Her canlı yaşamını devam ettirebilmek için, bir şeyler yemesi içmesi ve beslenmesi gerekir. Yaşamın devamı için bazı gıda maddelerini tüketmek zorunludur. Yiyeceklerin katkısızı aslına uygun doğal olması da bir zorunluluktur. Daha doğrusu sağlıklı beslenebilmek için.

Toplum olarak tükettiğimiz mevcut gıdaların kullanılabilir durumu nedir? Gıda uzmanı olmamıza gerek yok, uzmanların gözlem ve değerlendirmelerine göre inceleyelim.

Türkiye Ziraatçılar Derneği’nin araştırmasına göre, zehir saçan gıdalar;

•Üretim tarihi geçmiş, küflenmiş peynirin yeniden ufalanıp, eritilip kalıplara dökülerek, kaşar veya krem peynire dönüştürülmesi.

•Boyanmış iç yağdan kıyma yapılması.

•Zeytinyağına rafine ayçiçeği, kanola, fındık yağı karıştırılması.

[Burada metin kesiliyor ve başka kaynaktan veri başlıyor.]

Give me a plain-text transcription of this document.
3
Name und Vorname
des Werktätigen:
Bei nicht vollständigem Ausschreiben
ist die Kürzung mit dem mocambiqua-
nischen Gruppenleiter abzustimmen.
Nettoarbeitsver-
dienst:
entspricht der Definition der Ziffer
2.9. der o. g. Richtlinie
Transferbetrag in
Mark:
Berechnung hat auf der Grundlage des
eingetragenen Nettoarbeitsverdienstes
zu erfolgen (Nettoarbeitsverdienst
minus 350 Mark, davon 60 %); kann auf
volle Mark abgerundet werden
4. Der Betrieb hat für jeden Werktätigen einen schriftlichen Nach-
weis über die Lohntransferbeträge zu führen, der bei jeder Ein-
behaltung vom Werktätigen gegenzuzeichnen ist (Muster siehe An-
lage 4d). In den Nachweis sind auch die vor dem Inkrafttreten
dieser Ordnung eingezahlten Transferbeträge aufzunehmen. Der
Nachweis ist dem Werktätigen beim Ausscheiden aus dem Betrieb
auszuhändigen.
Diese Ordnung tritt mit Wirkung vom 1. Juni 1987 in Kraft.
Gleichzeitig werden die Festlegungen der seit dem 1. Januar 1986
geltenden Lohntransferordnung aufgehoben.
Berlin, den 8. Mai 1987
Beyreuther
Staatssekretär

•Salam, sosis ve sucukların içine deri, sakatat ve etsel atıkları ile baharatlanmış soyanın karıştırılması.

•Zeytinlerin, kimyasal boya ile renklendirilmesi.

•Sütün yağının alınarak yağ yerine margarin karıştırılması.

•Sarımsağın kireç suyunda soyularak sucuk, salam imalatında kullanılması.

•Toz ve pul biberlere kiremit tozu karıştırılması.

•Baharatların içine kurutulmuş, ot ve saman karıştırılması.

•Tatlandırıcı ve şeker karışımlı sahte bal yapılması.

•Renklendiriciyle (veya domuz kanıyla) renklendirilmiş kaçak çay imalı.

•Eski ve yeni sezon ürünleri karıştırılmış bakliyatlar. Kırık tanelerin karıştırıldığı pirinçler.

•Deri, bağırsak, paça ve sakatatların ‘tavuk döner’ hazırlanmasında kullanılması.

•Metil alkol içeren sahte içecekler.

•Su katılarak pekmezin çoğaltılması.

•Gıdalara üretim aşamasında, ilave edilen tatlandırıcı, lezzet verici ve koruyucu maddelerin kullanılması.

•Biber, fındık ve bulgur gibi kuru gıdaların, nemli ortamlarda muhafaza edilerek, alfatoksin üremesi.

Diğer taraftan kemik unu, nişasta, artık peynirler toplanıp karıştırılarak üretilen peynirleri de katarsak sofralarımız zehir soluyor demektir.

Bakanlık verilerine göre; 40 bin gıda üreten işletme bulunmaktadır. Bunu gıda ürünlerini üreten, dağıtan ve satan kayıtlı ve kayıt dışı, yaklaşık 500 bin işyerini bulunmakta. Buna rağmen Gıda Tarım ve Hayvancılık Bakanlığı bünyesinde yaklaşık 5000 gıda denetçisi, 1100 gıda mühendisi çalışmaktadır. Yine yaklaşık 6000 denetim unsuru ile 500 bin işyerinin sağlıklı bir biçimde denetlenmesinin olanaksız olduğu açıktır.

Sofralarımızdaki zehiri yok etmeyi, sadece yetersiz denetim unsurlarından beklersek çok bekleyeceğe benziyoruz. Gıda oyunun hakkından gelebilmek için. Her tüketicinin hem denetçi ve hem de bilinçli olması gerekiyor.